Web-based information content and its application to concept-based video retrieval

Abstract

Semantic similarity between words or phrases is frequently used to find matching correlations between search queries and documents when straightforward matching of terms fails. This is particularly important for searching in visual databases, where pictures or video clips have been automatically tagged with a small set of semantic concepts based on analysis and classification of the visual content. Here, the textual description of documents is very limited, and semantic similarity based on WordNet's cognitive synonym structure, along with information content derived from term frequencies, can help to bridge the gap between an arbitrary textual query and a limited vocabulary of visual concepts.
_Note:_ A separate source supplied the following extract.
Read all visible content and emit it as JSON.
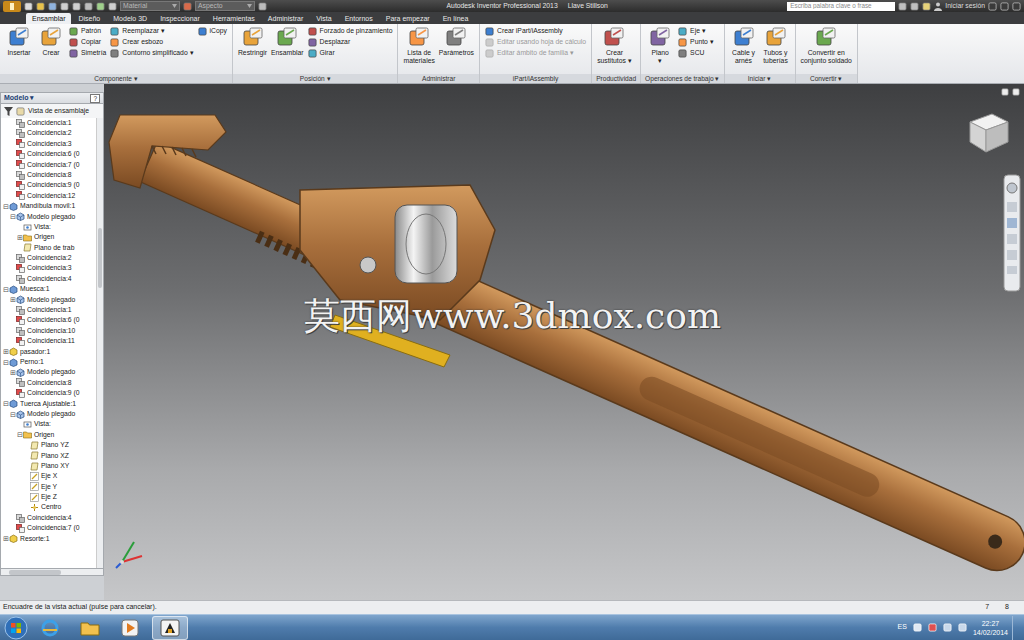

This approach, termed concept-based retrieval, has received significant attention over the last few years, and its success is highly dependent on the quality of the similarity measure used to map textual query terms to visual concepts. In this paper, we consider some issues of semantic similarity measures based on Information Content (IC), and propose a way to improve them. In particular, we note that most IC-based similarity measures are derived from a small and relatively outdated corpus (the Brown corpus), which does not adequately capture the usage pattern of many contemporary terms: for example, out of more than 150,000 WordNet terms, only about 36,000 are represented. This shortcoming reflects very negatively on the coverage of typical search query terms. We therefore suggest using alternative IC corpora that are larger and better aligned with the usage of modern vocabulary. We experimentally derive two such corpora using the WWW Google search engine, and show that they provide better coverage of vocabulary, while showing comparable frequencies for Brown corpus terms. Finally, we evaluate the two proposed IC corpora in the context of a concept-based video retrieval application using the TRECVID 2005, 2006, and 2007 datasets, and we show that they increase average precision results by up to 200%. Copyright 2008 ACM.